Guna memastikan kegiatan berjalan lancar, Polsek Bebandem mengerahkan personel gabungan bersama Pecalang Desa Adat. Kapolsek Bebandem, AKP I G.N.B. Suastwan, S.H., M.H., memimpin langsung jalannya pengamanan di lapangan.
”Kami mengedepankan pendekatan preventif.
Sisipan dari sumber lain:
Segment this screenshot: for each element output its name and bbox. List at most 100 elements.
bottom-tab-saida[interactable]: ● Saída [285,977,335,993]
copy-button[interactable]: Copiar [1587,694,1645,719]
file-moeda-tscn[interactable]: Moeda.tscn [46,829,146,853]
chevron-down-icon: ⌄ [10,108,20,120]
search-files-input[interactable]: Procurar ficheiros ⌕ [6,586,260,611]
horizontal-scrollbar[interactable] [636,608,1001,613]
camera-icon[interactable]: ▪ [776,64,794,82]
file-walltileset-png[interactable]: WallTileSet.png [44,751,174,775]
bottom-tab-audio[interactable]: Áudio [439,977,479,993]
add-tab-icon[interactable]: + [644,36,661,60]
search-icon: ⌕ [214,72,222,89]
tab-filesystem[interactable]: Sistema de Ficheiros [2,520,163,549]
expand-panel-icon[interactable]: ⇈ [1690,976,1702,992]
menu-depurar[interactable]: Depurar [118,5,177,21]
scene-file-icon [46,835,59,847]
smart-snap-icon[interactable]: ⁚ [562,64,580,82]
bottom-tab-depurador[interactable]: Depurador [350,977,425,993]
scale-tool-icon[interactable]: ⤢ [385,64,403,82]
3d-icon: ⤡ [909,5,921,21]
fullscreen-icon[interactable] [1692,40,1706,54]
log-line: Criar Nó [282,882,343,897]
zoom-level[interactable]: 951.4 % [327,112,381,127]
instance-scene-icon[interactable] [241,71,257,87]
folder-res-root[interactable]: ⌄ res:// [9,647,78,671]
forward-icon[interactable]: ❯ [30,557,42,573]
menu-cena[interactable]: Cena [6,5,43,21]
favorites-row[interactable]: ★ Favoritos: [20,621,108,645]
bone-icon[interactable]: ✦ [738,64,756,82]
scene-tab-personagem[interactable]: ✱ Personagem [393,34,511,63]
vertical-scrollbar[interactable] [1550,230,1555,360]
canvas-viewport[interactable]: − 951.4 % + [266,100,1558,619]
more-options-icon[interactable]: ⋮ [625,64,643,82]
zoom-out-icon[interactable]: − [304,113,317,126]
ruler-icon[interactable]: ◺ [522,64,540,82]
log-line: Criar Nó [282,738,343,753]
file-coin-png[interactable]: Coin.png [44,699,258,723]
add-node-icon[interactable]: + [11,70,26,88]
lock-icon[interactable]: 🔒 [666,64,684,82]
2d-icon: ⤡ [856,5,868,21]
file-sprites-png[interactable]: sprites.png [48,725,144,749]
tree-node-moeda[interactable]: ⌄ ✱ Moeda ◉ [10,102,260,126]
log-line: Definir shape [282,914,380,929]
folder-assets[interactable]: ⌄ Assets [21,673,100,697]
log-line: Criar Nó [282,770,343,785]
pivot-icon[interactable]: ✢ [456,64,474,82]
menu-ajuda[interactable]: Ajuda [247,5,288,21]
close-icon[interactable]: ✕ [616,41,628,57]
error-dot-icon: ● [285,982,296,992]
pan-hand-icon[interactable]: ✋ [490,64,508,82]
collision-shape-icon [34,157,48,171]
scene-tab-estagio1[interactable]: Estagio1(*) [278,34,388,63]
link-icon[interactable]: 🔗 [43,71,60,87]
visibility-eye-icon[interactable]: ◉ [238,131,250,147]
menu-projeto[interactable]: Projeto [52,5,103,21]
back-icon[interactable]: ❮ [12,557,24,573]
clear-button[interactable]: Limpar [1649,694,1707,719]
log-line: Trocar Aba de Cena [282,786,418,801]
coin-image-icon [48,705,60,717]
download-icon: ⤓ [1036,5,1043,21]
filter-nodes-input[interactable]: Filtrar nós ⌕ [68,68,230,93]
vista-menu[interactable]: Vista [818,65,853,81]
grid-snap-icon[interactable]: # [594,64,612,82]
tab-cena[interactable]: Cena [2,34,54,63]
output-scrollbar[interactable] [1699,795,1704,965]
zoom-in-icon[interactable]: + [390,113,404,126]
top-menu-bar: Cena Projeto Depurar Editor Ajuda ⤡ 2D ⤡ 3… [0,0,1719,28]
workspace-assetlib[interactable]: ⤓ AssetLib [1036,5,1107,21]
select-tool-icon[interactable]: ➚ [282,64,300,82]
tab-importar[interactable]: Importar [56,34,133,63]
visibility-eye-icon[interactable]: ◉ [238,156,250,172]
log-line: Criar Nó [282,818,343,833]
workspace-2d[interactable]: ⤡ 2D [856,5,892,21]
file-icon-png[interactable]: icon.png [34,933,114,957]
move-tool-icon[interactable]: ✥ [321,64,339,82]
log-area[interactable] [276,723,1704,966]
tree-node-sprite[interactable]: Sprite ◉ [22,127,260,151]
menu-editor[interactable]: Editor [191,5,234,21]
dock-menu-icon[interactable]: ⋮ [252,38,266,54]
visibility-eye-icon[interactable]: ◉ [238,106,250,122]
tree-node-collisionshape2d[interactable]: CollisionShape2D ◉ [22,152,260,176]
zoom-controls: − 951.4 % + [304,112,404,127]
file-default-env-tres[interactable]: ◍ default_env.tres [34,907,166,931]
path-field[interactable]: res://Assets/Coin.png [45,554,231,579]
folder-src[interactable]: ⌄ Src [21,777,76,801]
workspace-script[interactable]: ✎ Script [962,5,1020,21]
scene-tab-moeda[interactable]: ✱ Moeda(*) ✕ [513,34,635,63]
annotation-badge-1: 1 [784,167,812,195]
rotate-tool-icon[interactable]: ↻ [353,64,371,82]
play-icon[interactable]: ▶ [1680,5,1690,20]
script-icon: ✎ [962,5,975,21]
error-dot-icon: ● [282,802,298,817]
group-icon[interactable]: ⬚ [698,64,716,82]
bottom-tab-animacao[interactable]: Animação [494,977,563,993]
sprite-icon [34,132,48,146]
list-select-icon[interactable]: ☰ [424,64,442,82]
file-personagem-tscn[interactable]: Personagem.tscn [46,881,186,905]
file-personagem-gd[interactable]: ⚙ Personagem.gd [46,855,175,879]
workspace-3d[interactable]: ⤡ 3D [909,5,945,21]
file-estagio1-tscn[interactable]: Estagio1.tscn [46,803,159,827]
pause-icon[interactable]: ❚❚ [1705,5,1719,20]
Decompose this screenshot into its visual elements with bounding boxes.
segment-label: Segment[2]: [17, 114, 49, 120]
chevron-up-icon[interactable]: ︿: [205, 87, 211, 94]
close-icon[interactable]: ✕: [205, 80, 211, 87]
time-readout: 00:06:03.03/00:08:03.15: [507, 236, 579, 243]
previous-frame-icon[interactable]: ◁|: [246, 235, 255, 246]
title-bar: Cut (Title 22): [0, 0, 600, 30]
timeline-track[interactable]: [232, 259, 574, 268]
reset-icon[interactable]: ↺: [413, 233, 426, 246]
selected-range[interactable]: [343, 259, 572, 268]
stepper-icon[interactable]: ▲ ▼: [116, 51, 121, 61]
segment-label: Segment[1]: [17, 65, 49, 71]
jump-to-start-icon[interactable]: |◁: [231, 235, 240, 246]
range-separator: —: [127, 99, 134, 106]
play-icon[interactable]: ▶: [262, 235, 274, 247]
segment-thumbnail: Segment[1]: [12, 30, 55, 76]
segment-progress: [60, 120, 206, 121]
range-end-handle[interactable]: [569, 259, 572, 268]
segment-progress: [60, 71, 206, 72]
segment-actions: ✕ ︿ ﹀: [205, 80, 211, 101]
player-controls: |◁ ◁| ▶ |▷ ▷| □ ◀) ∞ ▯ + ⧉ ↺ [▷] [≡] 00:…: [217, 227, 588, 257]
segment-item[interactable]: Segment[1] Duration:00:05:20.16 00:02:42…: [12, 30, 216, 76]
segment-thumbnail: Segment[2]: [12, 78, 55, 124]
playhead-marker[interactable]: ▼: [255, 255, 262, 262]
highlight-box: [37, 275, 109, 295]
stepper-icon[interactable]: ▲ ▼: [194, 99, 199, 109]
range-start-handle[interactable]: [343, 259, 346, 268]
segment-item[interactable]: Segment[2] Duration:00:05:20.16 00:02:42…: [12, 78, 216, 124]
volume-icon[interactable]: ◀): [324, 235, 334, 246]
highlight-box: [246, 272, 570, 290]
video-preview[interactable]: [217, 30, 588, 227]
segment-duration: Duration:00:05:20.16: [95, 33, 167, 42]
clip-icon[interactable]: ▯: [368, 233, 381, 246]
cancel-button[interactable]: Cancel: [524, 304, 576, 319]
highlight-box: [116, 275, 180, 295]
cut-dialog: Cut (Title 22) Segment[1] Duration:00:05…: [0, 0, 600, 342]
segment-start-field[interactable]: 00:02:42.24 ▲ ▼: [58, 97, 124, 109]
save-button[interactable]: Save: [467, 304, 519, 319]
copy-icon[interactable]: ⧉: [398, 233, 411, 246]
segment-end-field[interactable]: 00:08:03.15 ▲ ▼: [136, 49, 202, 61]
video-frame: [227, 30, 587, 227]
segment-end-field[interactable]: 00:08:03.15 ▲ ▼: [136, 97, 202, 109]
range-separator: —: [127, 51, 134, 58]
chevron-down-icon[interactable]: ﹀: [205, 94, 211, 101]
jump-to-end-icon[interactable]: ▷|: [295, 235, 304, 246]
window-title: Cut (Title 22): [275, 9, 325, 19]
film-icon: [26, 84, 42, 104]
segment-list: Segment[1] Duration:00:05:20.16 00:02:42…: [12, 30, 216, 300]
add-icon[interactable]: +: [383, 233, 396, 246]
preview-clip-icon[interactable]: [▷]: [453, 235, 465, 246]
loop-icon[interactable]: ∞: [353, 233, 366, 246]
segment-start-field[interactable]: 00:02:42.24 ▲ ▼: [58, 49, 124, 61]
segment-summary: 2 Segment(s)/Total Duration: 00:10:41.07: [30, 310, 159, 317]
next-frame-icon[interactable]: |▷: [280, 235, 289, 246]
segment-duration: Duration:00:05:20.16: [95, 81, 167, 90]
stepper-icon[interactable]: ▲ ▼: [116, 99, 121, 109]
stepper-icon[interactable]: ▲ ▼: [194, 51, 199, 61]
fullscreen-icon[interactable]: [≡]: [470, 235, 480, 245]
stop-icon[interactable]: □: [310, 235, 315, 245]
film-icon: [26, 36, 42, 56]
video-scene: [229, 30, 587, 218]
Fokus utama adalah memastikan jarak aman bagi penonton agar terhindar dari percikan bara api, serta menjaga emosi para peserta agar tetap dalam koridor tradisi dan tidak memicu konflik fisik,” ujar AKP Suastwan dalam laporannya.
Mengingat lokasi kegiatan menggunakan jalur utama Saren Kauh, pihak kepolisian memberlakukan rekayasa lalu lintas dengan mengalihkan arus dari Utara di Simpang 3 Bhudakeling-Saren, Arus dari Selatan dialihkan di Simpang 3 Saren menuju jalur alternatif Jalan Banjar Dinas Jungsri.
Meski sempat terjadi kepadatan di jalur alternatif akibat volume kendaraan yang meningkat di ruas jalan pedesaan yang sempit, situasi secara umum terpantau tertib dan terkendali.
Hingga berakhirnya kegiatan hari pertama pada pukul 21.10 WITA, tidak ditemukan adanya insiden menonjol. Meski risiko luka bakar ringan selalu ada dalam tradisi ini, tim di lapangan telah bersiaga untuk memberikan penanganan medis cepat.
Tradisi Ter-teran akan kembali dilanjutkan esok hari dengan pengawalan serupa demi menjamin keamanan dan kenyamanan krama yang beribadah.